Google’s Gboard Now Uses An On-Device Neural Network For Speech Recognition On Pixel Smartphones

Artificial Intelligence News

Google’s-Gboard_Now-Uses-An-On-Device-Neural-Network-For-Speech-Recognition-On-Pixel-Smartphones Google’s Gboard Now Uses An On-Device Neural Network For Speech Recognition On Pixel SmartphonesSearch engine giant Google has announced that its cross-platform virtual keyboard application, Gboard, now uses an end-to-end recognizer to power American English speech input on Pixel smartphones. As per the company, its new recognizer is always available, even when users are offline.

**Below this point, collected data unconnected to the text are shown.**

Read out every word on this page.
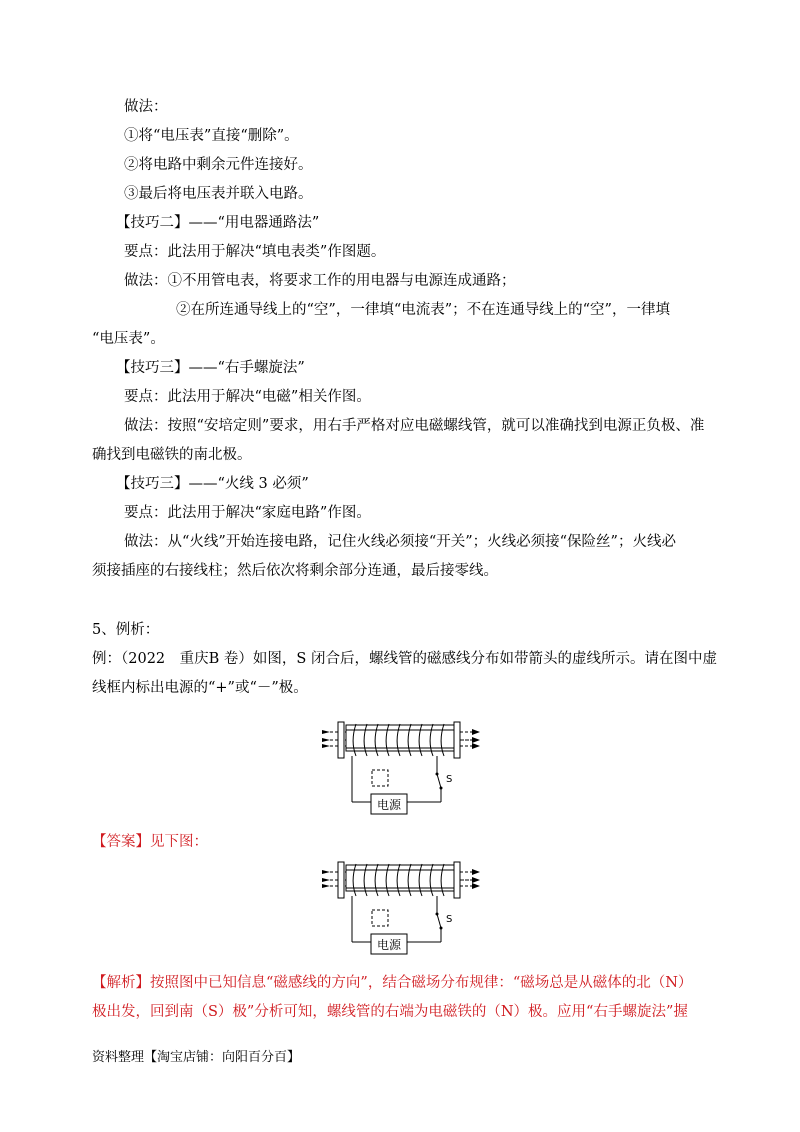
做法：
①将“电压表”直接“删除”。
②将电路中剩余元件连接好。
③最后将电压表并联入电路。
【技巧二】——“用电器通路法”
要点：此法用于解决“填电表类”作图题。
做法：①不用管电表，将要求工作的用电器与电源连成通路；
②在所连通导线上的“空”，一律填“电流表”；不在连通导线上的“空”，一律填
“电压表”。
【技巧三】——“右手螺旋法”
要点：此法用于解决“电磁”相关作图。
做法：按照“安培定则”要求，用右手严格对应电磁螺线管，就可以准确找到电源正负极、准
确找到电磁铁的南北极。
【技巧三】——“火线 3 必须”
要点：此法用于解决“家庭电路”作图。
做法：从“火线”开始连接电路，记住火线必须接“开关”；火线必须接“保险丝”；火线必
须接插座的右接线柱；然后依次将剩余部分连通，最后接零线。
5、例析：
例：（2022　重庆B 卷）如图，S 闭合后，螺线管的磁感线分布如带箭头的虚线所示。请在图中虚
线框内标出电源的“+”或“－”极。
电源
S
【答案】见下图：
电源
S
【解析】按照图中已知信息“磁感线的方向”，结合磁场分布规律：“磁场总是从磁体的北（N）
极出发，回到南（S）极”分析可知，螺线管的右端为电磁铁的（N）极。应用“右手螺旋法”握
资料整理【淘宝店铺：向阳百分百】
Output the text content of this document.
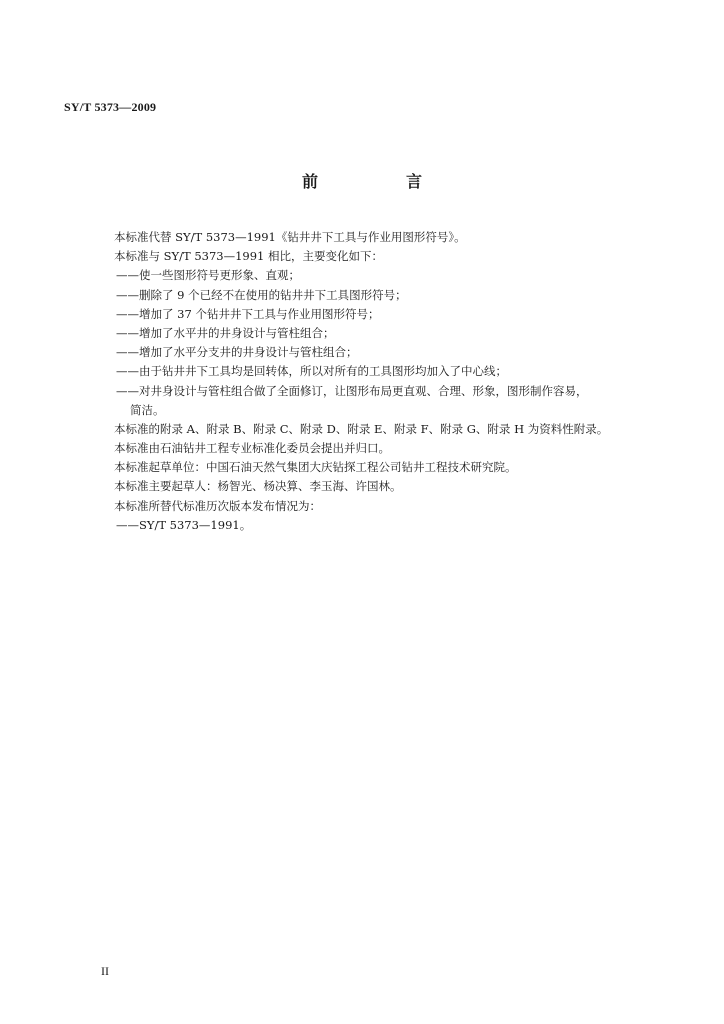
SY/T 5373—2009
前　言
本标准代替 SY/T 5373—1991《钻井井下工具与作业用图形符号》。
本标准与 SY/T 5373—1991 相比，主要变化如下：
——使一些图形符号更形象、直观；
——删除了 9 个已经不在使用的钻井井下工具图形符号；
——增加了 37 个钻井井下工具与作业用图形符号；
——增加了水平井的井身设计与管柱组合；
——增加了水平分支井的井身设计与管柱组合；
——由于钻井井下工具均是回转体，所以对所有的工具图形均加入了中心线；
——对井身设计与管柱组合做了全面修订，让图形布局更直观、合理、形象，图形制作容易，
简洁。
本标准的附录 A、附录 B、附录 C、附录 D、附录 E、附录 F、附录 G、附录 H 为资料性附录。
本标准由石油钻井工程专业标准化委员会提出并归口。
本标准起草单位：中国石油天然气集团大庆钻探工程公司钻井工程技术研究院。
本标准主要起草人：杨智光、杨决算、李玉海、许国林。
本标准所替代标准历次版本发布情况为：
——SY/T 5373—1991。
II
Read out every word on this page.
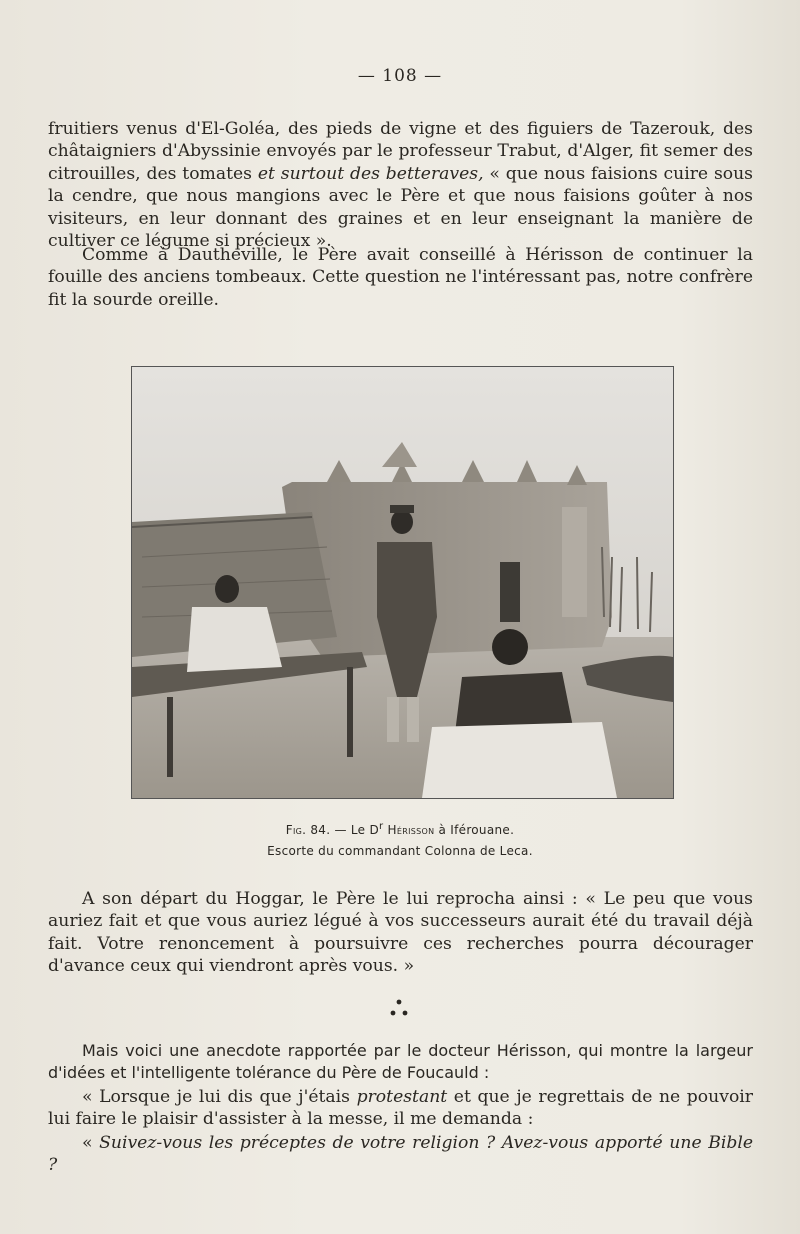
— 108 —

fruitiers venus d'El-Goléa, des pieds de vigne et des figuiers de Tazerouk, des châtaigniers d'Abyssinie envoyés par le professeur Trabut, d'Alger, fit semer des citrouilles, des tomates et surtout des betteraves, « que nous faisions cuire sous la cendre, que nous mangions avec le Père et que nous faisions goûter à nos visiteurs, en leur donnant des graines et en leur enseignant la manière de cultiver ce légume si précieux ».

Comme à Dautheville, le Père avait conseillé à Hérisson de continuer la fouille des anciens tombeaux. Cette question ne l'intéressant pas, notre confrère fit la sourde oreille.

Fig. 84. — Le $D^r$ Hérisson à Iférouane.
Escorte du commandant Colonna de Leca.

A son départ du Hoggar, le Père le lui reprocha ainsi : « Le peu que vous auriez fait et que vous auriez légué à vos successeurs aurait été du travail déjà fait. Votre renoncement à poursuivre ces recherches pourra décourager d'avance ceux qui viendront après vous. »

Mais voici une anecdote rapportée par le docteur Hérisson, qui montre la largeur d'idées et l'intelligente tolérance du Père de Foucauld :

« Lorsque je lui dis que j'étais protestant et que je regrettais de ne pouvoir lui faire le plaisir d'assister à la messe, il me demanda :

« Suivez-vous les préceptes de votre religion ? Avez-vous apporté une Bible ?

The model works at the character level; so as a user speak, it outputs words character-by-character.

A fellow on Google’s Speech Team, Johan Schalkwyk stated that speech recognition systems previously consisted of a range of independent optimized components like an acoustic model which maps short pieces of audio to phonemes and a language model that expresses the likelihood of given phrases. Though, nearly 2014, a new sequence-to-sequence model came out, a single neural network, which is able to directly map input audio waveform to an output sentence. It laid the foundation for more sophisticated systems with state-of-the-art accuracy but brought an architectural inability to support real-time voice transcription as a major limitation. Now the Gboard’s new model is a Recurrent Neural Network (RNN) that is trained on second-gen TPU (Tensor Processing Units) in Google Cloud, which can switch real-time transcription, due to its process input sequences capability and generate outputs continuously. Moreover, it identifies spoken characters individually, utilizing a feedback loop that feeds signs that predicted by the model, then back into the said model to forecast the next symbols.

The trained RNN-T was quite small, to begin with, merely 450MB, but Schalkwyk and colleagues wanted to minimize it further. It proved to be a challenge, including speech recognition engines compose acoustic, pronunciation, and language models together in decoder graphs which can span multiple gigabytes. However, the Speech Team managed to achieve four times compression, to 80MB, and four times pace at runtime by using quantization and other techniques, which allows the implemented model to run faster than real-time speech on a single processor core.